There is much not stated in the article below. For example, slaves were barbaric, they were not allowed to read, they could not touch things that white people would touch due to disease. I am confident (ouch – may I have this latitude) Noah was not white. SO, what do people do when their arguments are exposed as flawed? They may want to stick to them, so they could say, well, dark-skinned instead of black. This is pathetic, but happens every day, everywhere, on every issue under the sun. And that means, the things we hear never end, constantly stunning us as we see the next unbelievable thing happen or spoken.
There are known cases of forced labor, modern-day slavery even recently seen in Australia via the Courts.
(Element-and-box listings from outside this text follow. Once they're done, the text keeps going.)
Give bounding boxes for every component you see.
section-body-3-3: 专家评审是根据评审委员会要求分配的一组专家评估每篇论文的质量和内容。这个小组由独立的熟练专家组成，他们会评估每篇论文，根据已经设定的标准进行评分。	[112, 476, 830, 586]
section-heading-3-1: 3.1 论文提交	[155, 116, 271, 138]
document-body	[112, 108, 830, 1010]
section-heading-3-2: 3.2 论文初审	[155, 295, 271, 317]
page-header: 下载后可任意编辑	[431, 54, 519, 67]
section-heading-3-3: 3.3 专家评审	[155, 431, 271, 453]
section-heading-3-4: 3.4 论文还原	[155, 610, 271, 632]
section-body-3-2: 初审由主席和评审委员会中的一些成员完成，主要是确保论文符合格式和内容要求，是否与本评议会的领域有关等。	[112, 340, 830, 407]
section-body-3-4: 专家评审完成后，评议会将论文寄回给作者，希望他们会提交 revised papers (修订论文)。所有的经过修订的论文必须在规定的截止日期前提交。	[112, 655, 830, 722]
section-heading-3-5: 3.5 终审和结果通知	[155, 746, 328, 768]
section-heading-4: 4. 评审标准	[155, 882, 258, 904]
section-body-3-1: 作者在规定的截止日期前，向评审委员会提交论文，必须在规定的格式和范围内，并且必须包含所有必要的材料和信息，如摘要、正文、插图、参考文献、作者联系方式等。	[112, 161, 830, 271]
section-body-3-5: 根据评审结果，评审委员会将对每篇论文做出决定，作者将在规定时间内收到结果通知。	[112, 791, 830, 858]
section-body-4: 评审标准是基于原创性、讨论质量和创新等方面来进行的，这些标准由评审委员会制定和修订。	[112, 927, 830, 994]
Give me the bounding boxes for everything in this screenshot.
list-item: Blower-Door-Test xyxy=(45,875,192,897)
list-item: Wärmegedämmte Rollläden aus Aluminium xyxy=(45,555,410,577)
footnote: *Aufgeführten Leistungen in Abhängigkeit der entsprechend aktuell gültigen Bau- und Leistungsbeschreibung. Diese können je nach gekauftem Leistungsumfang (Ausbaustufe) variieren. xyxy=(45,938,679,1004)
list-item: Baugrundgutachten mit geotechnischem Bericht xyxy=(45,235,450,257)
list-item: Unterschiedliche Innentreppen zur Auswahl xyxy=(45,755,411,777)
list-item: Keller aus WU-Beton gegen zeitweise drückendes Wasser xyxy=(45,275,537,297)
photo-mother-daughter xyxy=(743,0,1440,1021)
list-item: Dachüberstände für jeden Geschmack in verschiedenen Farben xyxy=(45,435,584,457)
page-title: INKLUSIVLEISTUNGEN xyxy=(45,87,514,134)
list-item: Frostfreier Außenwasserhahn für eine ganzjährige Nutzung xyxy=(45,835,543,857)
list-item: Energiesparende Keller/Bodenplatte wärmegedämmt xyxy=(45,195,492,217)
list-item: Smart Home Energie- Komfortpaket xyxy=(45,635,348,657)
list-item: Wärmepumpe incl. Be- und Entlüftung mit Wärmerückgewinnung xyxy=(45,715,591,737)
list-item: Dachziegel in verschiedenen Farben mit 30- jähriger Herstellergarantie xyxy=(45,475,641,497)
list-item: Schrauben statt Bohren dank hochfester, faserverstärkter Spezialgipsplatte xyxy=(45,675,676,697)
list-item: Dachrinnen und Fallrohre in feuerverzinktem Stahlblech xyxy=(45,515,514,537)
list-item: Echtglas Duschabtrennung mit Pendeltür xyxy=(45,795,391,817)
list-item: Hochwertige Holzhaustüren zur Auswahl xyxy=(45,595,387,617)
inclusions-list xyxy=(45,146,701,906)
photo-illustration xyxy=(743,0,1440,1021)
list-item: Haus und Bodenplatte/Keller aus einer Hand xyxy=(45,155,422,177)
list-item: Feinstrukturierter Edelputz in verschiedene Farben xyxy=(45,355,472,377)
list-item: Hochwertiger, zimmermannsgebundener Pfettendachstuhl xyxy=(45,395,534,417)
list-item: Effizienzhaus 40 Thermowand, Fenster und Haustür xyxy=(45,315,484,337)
There are overseas scam centers where people are imprisoned at gun point, and various abuses such as trafficking. We may have to admit a certain naivety and be humble about that truth, but that does not mean our thinking should justify an acceptance of slavery because of that naivety. I think this is a huge problem that crosses over to other matters in life, and without clarity of thinking, a certain malaise for bad outcomes is more likely.